Sebelum Melakukan Simpan Pinjam di Fintech, Kenali Dulu Jenis – Jenisnya Berikut Ini

Pengertian Fintech atau financial technology adalah penyedia layanan finansial mulai dari penyimpanan dana dan aset, pembayaran virtual, transfer, sampai dengan penyedia layanan pinjaman dana yang semuanya dikelola dengan memanfaatkan kemajuan bidang teknologi. Hingga saat ini, fintech ojk banyak dipercaya masyarakat dalam urusan pengelolaan uang karena sistemnya yang mudah dan dapat diakses oleh siapa saja, kapan saja dan dimana saja.

Jenis-jenis Fintech

Fintech dibagi ke dalam 4 jenis, diantaranya :

  1. Pengelolaan Resiko Investasi

Sebuah investasi selalu membutuhkan pengelolaan dan pemantauan berlanjut guna terpantaunya aset yang sedang kita tanam.
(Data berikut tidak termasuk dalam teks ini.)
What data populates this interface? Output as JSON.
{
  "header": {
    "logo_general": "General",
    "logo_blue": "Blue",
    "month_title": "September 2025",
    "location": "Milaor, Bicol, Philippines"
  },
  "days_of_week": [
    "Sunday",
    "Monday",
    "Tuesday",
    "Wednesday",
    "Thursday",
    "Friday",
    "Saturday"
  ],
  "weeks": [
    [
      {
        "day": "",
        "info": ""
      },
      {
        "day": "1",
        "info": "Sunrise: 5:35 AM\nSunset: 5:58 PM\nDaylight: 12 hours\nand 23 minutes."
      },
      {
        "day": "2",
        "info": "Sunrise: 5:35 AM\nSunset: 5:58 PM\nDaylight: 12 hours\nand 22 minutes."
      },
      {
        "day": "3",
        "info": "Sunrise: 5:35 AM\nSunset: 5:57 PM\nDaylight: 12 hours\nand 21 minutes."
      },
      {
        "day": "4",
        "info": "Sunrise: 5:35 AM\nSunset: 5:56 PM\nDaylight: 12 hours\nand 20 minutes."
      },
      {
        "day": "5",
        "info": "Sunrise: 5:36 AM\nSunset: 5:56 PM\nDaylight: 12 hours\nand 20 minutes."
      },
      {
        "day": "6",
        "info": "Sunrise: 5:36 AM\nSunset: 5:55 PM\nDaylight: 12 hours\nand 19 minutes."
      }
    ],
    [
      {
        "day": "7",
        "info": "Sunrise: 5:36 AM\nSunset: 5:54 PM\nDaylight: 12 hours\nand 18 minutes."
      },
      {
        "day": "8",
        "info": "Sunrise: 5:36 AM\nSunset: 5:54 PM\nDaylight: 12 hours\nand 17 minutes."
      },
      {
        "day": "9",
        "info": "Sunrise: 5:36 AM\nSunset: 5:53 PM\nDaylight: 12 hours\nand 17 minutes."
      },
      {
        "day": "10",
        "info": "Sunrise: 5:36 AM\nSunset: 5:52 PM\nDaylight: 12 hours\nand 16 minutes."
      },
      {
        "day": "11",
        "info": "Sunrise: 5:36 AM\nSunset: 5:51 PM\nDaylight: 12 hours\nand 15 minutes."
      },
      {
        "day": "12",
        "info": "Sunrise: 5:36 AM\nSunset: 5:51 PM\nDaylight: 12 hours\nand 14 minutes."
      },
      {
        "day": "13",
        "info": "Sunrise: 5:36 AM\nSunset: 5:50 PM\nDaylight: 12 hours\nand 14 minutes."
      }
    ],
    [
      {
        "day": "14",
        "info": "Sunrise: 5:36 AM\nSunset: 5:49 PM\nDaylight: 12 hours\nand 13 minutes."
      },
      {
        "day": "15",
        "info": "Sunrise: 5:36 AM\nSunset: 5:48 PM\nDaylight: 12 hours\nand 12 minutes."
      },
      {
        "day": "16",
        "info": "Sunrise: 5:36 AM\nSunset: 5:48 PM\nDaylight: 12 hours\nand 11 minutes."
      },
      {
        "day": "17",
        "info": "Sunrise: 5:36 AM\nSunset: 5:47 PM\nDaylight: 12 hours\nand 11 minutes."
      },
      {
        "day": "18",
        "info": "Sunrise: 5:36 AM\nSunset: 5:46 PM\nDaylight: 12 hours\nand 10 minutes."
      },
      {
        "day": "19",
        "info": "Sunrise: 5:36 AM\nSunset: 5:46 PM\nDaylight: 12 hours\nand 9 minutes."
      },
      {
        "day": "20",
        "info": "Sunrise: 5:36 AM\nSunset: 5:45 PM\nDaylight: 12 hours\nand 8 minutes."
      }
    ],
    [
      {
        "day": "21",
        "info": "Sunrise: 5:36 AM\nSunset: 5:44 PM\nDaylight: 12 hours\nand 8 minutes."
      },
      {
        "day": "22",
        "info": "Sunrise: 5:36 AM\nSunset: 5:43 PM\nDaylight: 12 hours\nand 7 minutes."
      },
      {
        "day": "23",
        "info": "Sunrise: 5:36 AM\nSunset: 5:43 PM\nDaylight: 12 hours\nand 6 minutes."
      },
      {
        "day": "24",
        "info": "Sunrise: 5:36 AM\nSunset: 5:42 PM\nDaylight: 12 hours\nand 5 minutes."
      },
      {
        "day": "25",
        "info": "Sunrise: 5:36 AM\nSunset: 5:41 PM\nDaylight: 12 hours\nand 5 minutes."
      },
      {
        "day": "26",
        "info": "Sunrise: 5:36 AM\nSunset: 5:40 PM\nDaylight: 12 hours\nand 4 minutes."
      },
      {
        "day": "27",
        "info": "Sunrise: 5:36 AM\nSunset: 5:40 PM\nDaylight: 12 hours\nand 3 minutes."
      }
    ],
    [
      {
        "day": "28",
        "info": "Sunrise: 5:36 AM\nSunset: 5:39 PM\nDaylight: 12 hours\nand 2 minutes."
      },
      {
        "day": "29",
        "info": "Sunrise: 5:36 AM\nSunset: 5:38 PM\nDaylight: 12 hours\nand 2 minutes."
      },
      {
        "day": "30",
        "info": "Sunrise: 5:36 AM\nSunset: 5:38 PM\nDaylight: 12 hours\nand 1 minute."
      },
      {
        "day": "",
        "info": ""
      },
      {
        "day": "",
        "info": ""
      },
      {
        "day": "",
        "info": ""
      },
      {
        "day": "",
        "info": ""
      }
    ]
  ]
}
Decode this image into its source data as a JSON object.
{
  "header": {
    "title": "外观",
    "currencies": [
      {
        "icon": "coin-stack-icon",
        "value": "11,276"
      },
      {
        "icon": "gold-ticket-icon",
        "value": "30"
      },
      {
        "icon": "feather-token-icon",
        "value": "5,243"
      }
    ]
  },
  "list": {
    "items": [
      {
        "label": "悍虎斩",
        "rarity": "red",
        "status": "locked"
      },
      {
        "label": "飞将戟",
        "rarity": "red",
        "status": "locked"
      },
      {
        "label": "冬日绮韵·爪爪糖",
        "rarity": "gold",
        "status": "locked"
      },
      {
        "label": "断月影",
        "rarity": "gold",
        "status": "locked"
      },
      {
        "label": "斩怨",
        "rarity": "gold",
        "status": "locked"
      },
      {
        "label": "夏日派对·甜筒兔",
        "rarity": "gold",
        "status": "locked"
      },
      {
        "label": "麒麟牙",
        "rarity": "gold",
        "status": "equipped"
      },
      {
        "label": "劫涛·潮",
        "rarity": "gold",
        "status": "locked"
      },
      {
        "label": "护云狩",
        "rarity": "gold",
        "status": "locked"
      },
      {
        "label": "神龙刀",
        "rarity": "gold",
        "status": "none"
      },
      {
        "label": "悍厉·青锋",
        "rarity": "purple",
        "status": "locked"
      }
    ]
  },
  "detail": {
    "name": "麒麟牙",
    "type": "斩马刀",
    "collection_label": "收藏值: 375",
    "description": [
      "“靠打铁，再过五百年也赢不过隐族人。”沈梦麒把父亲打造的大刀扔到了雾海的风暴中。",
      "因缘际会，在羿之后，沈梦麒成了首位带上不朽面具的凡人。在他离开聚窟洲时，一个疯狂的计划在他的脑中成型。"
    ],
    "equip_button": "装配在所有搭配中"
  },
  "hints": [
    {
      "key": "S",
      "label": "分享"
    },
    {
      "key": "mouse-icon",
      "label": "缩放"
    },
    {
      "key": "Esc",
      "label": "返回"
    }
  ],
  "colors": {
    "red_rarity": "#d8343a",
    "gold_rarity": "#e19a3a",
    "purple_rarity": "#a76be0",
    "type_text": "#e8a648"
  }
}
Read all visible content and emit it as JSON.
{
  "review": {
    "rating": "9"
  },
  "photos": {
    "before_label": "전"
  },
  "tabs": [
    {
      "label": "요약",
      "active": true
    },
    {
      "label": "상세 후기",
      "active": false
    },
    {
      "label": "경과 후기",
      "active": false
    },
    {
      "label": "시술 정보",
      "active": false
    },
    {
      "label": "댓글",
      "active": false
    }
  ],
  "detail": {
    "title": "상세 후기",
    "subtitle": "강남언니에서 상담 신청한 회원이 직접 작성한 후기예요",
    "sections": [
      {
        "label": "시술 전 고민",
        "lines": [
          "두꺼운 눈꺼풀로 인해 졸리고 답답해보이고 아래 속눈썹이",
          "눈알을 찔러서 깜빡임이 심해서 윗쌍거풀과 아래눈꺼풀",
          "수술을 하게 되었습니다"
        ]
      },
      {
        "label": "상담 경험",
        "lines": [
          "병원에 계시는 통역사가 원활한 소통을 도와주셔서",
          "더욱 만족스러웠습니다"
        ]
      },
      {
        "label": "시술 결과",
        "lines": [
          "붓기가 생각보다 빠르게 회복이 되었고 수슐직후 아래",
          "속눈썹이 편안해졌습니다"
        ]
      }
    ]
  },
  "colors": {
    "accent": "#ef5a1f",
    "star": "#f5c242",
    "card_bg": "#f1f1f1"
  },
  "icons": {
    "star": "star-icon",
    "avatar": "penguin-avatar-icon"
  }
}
Serupa dengan apa itu deposito, fintech juga berperan dalam melakukan perencanaan keuangan. Semua proses pemantauan dan pengelolaan ini dapat dilakukan dengan mudah melalui smartphone. Proses pendaftaran hanya cukup dilakukan dengan mengumpulkan data-data yang dibutuhkan lalu Anda sudah dapat mulai mengontrol keuangan Anda.

 

  1. Payment, Clearing and Settlement

Merupakan financial technology yang berfungsi dalam pelayanan sistem pembayaran baik yang diselenggarakan oleh Bank Indonesia maupun bank lainnya. Layanan ini mempermudah para nasabah dalam melakukan pembayaran yang dilakukan secara virtual. Selain para pembayar, layanan payment, clearing and settlement juga memudahkan para bussiness man e-commerce dalam berinteraksi dengan konsumennya melalui bank yang digunakan.

 

  1. Peer to Peer (P2P) Lending and Crowfunding

Para perusahaan Peer to peer lending dan crowfunding bergerak dala penyedia jasa yang berfungsi sebagai pihak penemu antar pencari dana dan pemiliki dana dalam kegiatan mengembangkan atau memulai usaha mikro. Dengan adanya layanan peer to peer lending dan crowfunding kini para pencari dana di daerah-daerah pelosok ataupun para siswa yang ingin memulai belajar dalam bidang kewirausahaan akan semakin dipermudah.

 

Apa itu peer to peer lending dan apa saja perbedaan peer to peer lending dengan crowfunding terletak pada jumlah pelaku pemilik dananya. Jika P2P lending bersifat individual, maka crowfunding memerlukan lebih dari 1 orang pemilik dana atau biasa disebut juga dengan patungan dana. Namun tujuannya sama, yakni memberi pinjaman kredit kepada para calon pemilik usaha. Salah satu financial technology yang berfokus pada layanan P2P lending dan crowfunding adalah Amartha. Selama 10 tahun Amartha menjadi solusi bagi masyarakat pedesaan dan anak muda yang inging memulai bisnis mereka namun kesulitan dalam proses pencarian peminjaman dana.

 

  1. Market Aggregator / Provisioning

Market agregator adalah jenis fintech yang berfokus pada pengumpulan informasi seputar finansial untuk dikonsumsi oleh para pengguna/nasabah. Berbeda dengan jenis fintech lainnya, fintech ini justru sangat banyak dikunjungi oleh para pemula dalam urusan finansial. Oleh karenanya, fintech ini sangat berperan dalam membangun layanan keuangan seperti bunga kartu kredit, asurans, dan lain-lain. Sama seperti fintech lainnya, market aggeragator juga dapat diakses melalui alamat web atau aplikasi mobile.